THIS offbeat and wordy film from writer-director Dan Gilroy (sensationalist news-themed thriller Nightcrawler) looks at the challenges and often factory line-esque decisions of the US justice system through the prism of a brilliant, difficult man trying to change it all from the inside.

That man is the intriguingly-named Roman J Israel, Esq (Denzel Washington), a savant-like, self-styled revolutionary criminal defence lawyer at a two-man LA law firm who, by his own admission, lacks the social skills and courtroom-ready confidence usually associated with the profession.

One day his long-time partner is hospitalized because of a heart attack and the family shuts down the law firm that has been running on a deficit for years. Despite being ill-equipped to interact with the wider world, Roman finds he has to come out from behind his desk to tackle a case head-on that could have wide-reaching ramifications for both himself and the industry.

The drama opens with Roman drafting a legal document to have himself disbarred as a lawyer before jumping back three weeks. How exactly will this borderline genius, hindered by his anti-social demeanour but bolstered by his righteous morals and indignation at the way his profession often functions, come to this point? In spite of its narrative shortcomings, it’s a testament primarily to Washington’s powerhouse central performance that we care.

With his frumpy suit, thick glasses, gap in his front teeth and afro straight out of the ‘70s, this is about as far removed from how we’ve seen him before as you could get. He’s also the polar opposite of the sharp-suited and sharp-tongued hotshot law firm owner George Pierce, played with a kind of egocentric ruthlessness by Colin Farrell, ostensibly the film’s antagonist as he constantly gets in Roman’s way.

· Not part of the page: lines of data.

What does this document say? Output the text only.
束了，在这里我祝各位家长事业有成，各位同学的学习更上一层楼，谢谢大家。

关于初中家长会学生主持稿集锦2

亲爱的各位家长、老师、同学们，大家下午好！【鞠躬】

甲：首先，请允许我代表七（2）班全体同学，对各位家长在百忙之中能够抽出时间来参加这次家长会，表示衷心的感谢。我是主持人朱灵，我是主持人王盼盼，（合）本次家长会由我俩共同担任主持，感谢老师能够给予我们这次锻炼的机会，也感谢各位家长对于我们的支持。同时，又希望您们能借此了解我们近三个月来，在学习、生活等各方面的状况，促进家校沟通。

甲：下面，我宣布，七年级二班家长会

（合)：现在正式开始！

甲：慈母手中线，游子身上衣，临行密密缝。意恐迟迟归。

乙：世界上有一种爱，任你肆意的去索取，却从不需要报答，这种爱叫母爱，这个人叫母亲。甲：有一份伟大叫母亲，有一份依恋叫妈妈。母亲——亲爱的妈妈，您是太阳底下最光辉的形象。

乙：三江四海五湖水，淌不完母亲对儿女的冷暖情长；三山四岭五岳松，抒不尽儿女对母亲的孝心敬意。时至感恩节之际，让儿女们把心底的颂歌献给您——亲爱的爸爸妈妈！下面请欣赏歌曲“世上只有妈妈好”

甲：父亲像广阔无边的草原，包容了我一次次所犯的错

In the hands of a lesser actor the portrayal of Roman might have come off as a daft Rain Man-with-a-cause impression of what a socially awkward person is supposed to act like. But Washington plays it more than just a cheap collection of idiosyncratic tics and mannerisms, inhabiting the character to the fullest effect to make him a complex human being who makes you believe in every awkward action or turn of phrase. It’s not hard to see why he has been Oscar-nominated for the role. Like its eponymous character, Gilroy’s film is awkward and fidgety, often struggling to get the words out as it attempts to make profound points about an amoral world where people are treated as just numbers in a database.

But it’s also kind of fascinating because of it; in the end that awkwardness befits the state of its titular figure and forms part of its eccentric appeal.